SUMMER GARDENING CHALLENGES
LT COL NOEL ELLIS
26/VIII/2023
Summer months have been too taxing both for the plants and the Gardner. Plants keep asking for more water and Gardner cannot trop shedding water through sweat. The only saving grace in the desert is, it is cool in the morning and late in the evening. It is late August and the heat is still on.
This year in spring we trimmed the trees around our house in a manner that they gave adequate shade during the hottest hours of the day and left gaps for sunlight to pass intermittently.
Every evening one checked if any plant had wilted. Many leaves got ‘sun burnt’ and turned crisp even while they were green. What a torture! Plants have to live to face it squarely. Green nets are an alternative but we try to keep things as natural as natural can be.
To give the plants relief, I purchased a ‘nozzle’ which also works as a mistifier and can be attached to the hose pipe. An illusion of rain keeps the plants happy. Dust which settles down on the leaves due to winds and vehicles gets washed down, giving them a clean surface to breathe. Plus, the Taylor birds and Sunbirds sip and ruffle their feathers in those droplets which get accumulated on the leaves.
It is a pity to watch the flowers getting ‘toasted’ while in full bloom. Can’t help it. By evening they get discoloured. Plants are going through a second summer and hopefully will adjust.

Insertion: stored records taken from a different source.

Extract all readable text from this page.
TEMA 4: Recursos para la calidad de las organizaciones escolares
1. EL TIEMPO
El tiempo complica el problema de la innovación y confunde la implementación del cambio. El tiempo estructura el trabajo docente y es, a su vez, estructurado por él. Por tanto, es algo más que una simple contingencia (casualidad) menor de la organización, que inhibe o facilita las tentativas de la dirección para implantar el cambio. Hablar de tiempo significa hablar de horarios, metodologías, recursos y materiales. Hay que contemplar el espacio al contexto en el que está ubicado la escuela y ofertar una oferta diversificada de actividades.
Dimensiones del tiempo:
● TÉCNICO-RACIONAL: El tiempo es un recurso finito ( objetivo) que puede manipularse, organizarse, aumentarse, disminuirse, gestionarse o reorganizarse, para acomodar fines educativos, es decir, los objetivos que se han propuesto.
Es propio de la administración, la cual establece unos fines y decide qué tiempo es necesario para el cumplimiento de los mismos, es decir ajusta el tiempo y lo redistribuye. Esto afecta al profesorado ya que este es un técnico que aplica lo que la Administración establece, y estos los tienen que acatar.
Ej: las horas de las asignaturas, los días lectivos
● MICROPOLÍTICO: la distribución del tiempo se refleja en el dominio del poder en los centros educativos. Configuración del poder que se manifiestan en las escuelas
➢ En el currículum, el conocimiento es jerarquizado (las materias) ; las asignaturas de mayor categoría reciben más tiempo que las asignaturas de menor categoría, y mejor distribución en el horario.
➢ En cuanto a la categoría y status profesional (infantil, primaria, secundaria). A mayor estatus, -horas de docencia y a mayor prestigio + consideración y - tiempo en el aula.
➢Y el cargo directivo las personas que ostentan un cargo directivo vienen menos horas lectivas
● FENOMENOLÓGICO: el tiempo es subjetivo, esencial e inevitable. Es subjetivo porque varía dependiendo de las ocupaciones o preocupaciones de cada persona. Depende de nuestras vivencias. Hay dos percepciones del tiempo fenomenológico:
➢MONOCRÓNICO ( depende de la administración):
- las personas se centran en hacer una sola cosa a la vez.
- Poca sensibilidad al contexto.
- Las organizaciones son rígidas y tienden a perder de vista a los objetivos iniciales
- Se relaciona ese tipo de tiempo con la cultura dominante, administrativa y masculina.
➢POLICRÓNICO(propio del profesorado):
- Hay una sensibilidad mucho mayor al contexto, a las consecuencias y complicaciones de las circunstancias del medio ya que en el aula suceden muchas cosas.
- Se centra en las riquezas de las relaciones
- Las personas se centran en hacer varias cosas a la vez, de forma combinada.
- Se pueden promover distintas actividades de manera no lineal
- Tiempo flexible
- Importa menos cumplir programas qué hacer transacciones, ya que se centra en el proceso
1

Rainy season will be time to feed them manure, as what follows in the next flowering season. The roots get scorched if manure is fed early as it releases heat and the plant goes to a ‘point of no return’. It becomes difficult to save it thereafter.
A little after spring is the time to extract ‘rain lilies’ from their pots and store them in a dry place. Their bulbs are like small onions. Over the season, they have absorbed the required nutrients and matured. First pre-monsoon shower and they shall be back in their pots.
The dilemma we face is the colour of lilies. They tend to get mixed up. Either, we let the bulbs be as they were to enjoy a bouquet of colours or we keep them separately, which takes a lot of effort. We follow the former method.
The other way is to catalogue each pot. However, once they start flowering, flowers look so mesmerising that one tends to forget which pot has what colour. No point playing ‘tippy-tippy top’.
Same is the case with the Hibiscus collection. One has tried to put a mark on them but once they go out of season, all plants look alike. With experience, one can make out with the shape and texture of the leaves what colour a particular plant would be but one gets mixed up.
These days suppliers mark plants while dispatching, which eases identification. The fresh hybrid collection are now attaining maturity and have very fancy names. It would be a learning for all to know that ‘Gudhal’ as we know it, has fancy names like Tiffany Stone, Rain Drop, Night fire etc.
I just can’t remember names of plants. The name remains on the tip of the tongue but refuses to be uttered. It becomes embarrassing sometimes, but then one hides behind the veil of being a retired person and laugh it off.
We do not plan to add any new plants in this hot and dry weather as caring for the existing becomes a daunting task. What will be in store for us next flowering season? I wonder!!!!!!!